On my dev machine I get numbers like this (reordered fastest-to-slowest):
java -jar target/microbenchmarks.jar .\*IllegalCharsCheck.\*
Benchmark Mode Cnt Score Error Units
IllegalCharsCheck.checkUsingBitset thrpt 6 7766475.485 ± 4833682.790 ops/s
IllegalCharsCheck.switchInLoop thrpt 6 7667539.164 ± 1236293.708 ops/s
IllegalCharsCheck.explicitLoopingType2 thrpt 6 5398358.111 ± 220305.428 ops/s
IllegalCharsCheck.explicitLoopingType1 thrpt 6 3624089.868 ± 1733100.773 ops/s
IllegalCharsCheck.guavaBasedCheck thrpt 6 1808928.499 ± 758903.593 ops/s
IllegalCharsCheck.regExpBasedCheck thrpt 6 1779749.670 ± 44544.703 ops/s
IllegalCharsCheck.defaultNaiveLooping thrpt 6 1591499.269 ± 53157.329 ops/s
So: 3 groups in terms of performance:
- Using
switchorlong-backed bitset is the fastest: due to simplicity I'd prefer switch - Explicitly looping, using
String.indexOf()can be quite fast too, simple - Use of Regexp generated from chars is similar to Guava (perhaps Guava uses that approach); naive Stream usage has high overhead as well
and the performance difference is something like 4x - 5x.

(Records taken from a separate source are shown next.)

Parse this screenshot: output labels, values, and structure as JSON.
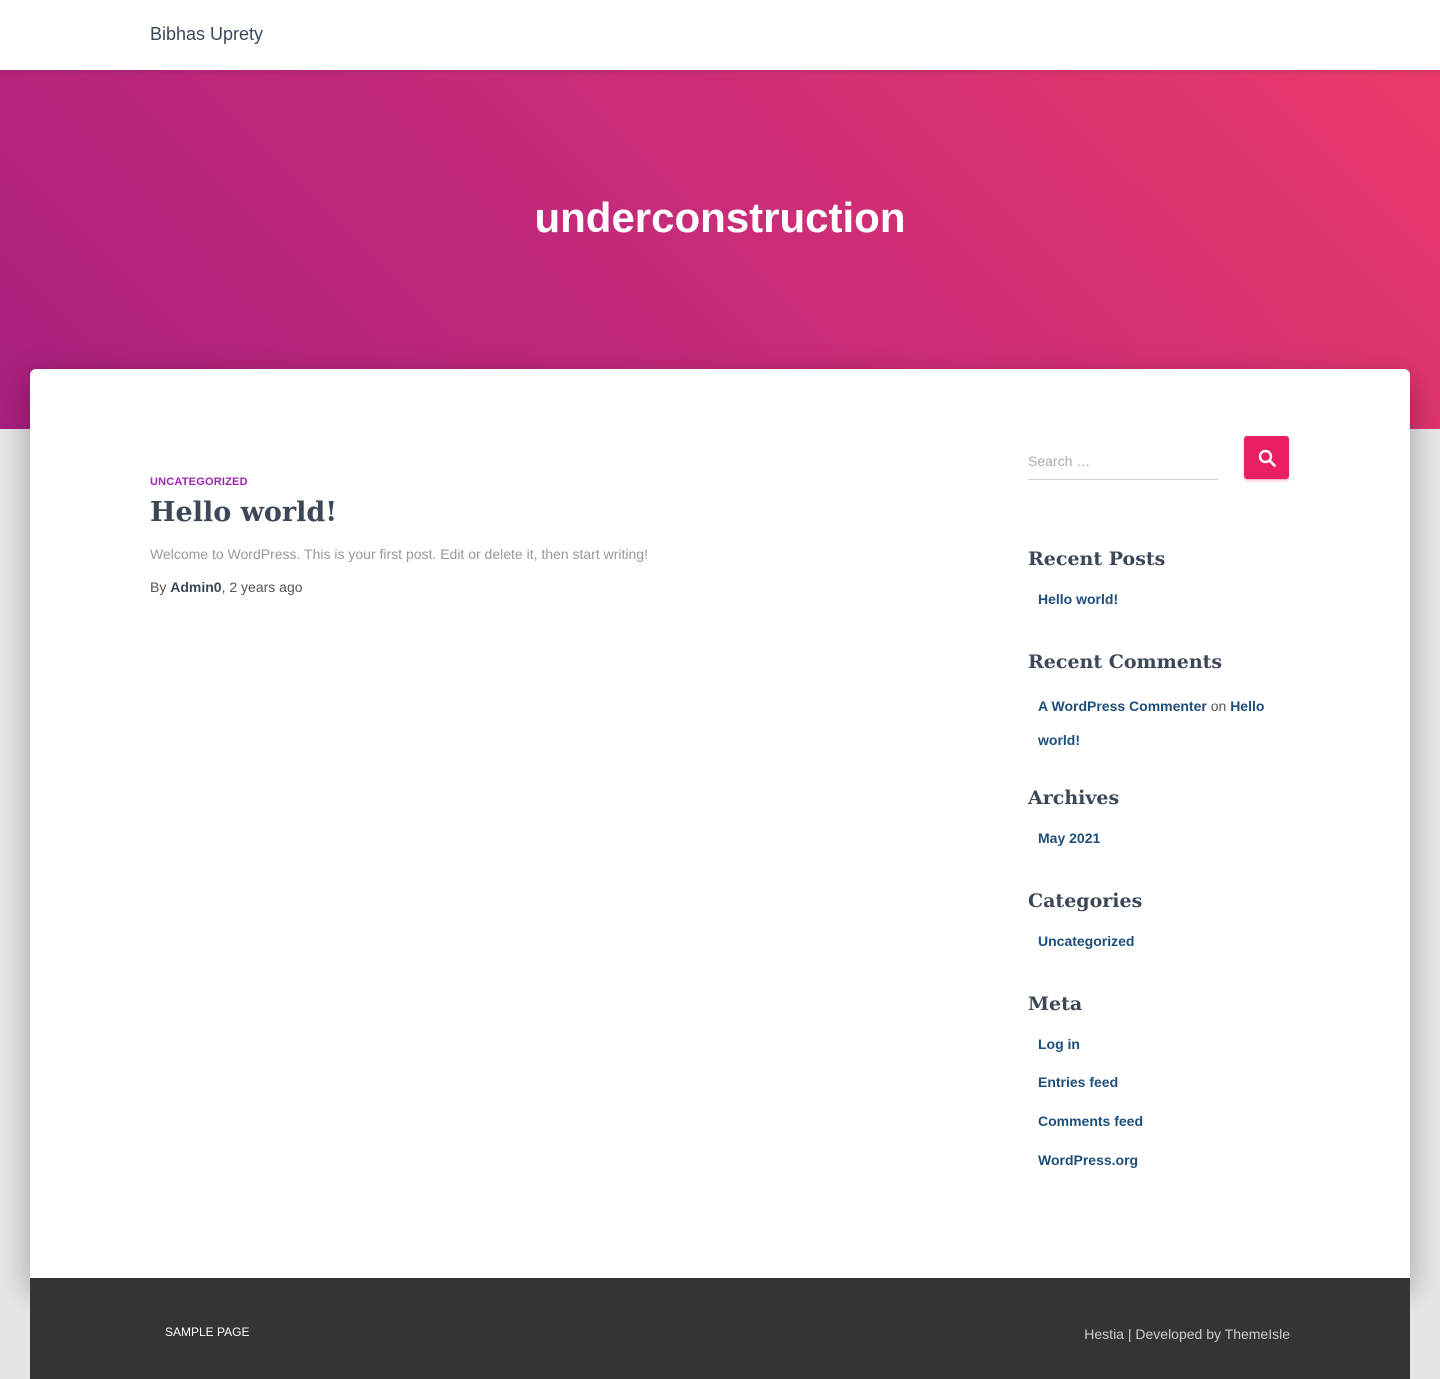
{
  "header": {
    "site_title": "Bibhas Uprety"
  },
  "hero": {
    "title": "underconstruction",
    "gradient": [
      "#a8207f",
      "#ea3a6a"
    ]
  },
  "post": {
    "category": "Uncategorized",
    "title": "Hello world!",
    "excerpt": "Welcome to WordPress. This is your first post. Edit or delete it, then start writing!",
    "by_label": "By",
    "author": "Admin0",
    "separator": ",",
    "time_ago": "2 years ago"
  },
  "sidebar": {
    "search": {
      "placeholder": "Search …",
      "icon": "search-icon"
    },
    "recent_posts": {
      "title": "Recent Posts",
      "items": [
        "Hello world!"
      ]
    },
    "recent_comments": {
      "title": "Recent Comments",
      "commenter": "A WordPress Commenter",
      "on_label": "on",
      "post": "Hello world!"
    },
    "archives": {
      "title": "Archives",
      "items": [
        "May 2021"
      ]
    },
    "categories": {
      "title": "Categories",
      "items": [
        "Uncategorized"
      ]
    },
    "meta": {
      "title": "Meta",
      "items": [
        "Log in",
        "Entries feed",
        "Comments feed",
        "WordPress.org"
      ]
    }
  },
  "footer": {
    "menu": [
      "Sample Page"
    ],
    "credit_prefix": "Hestia | Developed by",
    "credit_link": "ThemeIsle"
  },
  "colors": {
    "accent": "#e91e63",
    "category": "#9c27b0",
    "link": "#1e4f7a",
    "footer_bg": "#323437"
  }
}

On my dev machine I get numbers like this (reordered fastest-to-slowest):
java -jar target/microbenchmarks.jar .\*Encode.\*
EncodeIllegalChars.switchBasedEncode thrpt 6 3314744.639 ± 197872.090 ops/s
EncodeIllegalChars.naiveEncode thrpt 6 1420263.651 ± 167113.841 ops/s
So once again, switch-based scan-once is faster, here almost by factor of 3 (which makes sense as it is 6 individual char scans over single scan with switch of 6 matches). It is quite possible that time taken may be dominated by the few cases where replacements do occur (and String is allocated; both approaches avoid String creation for no-replacements cases).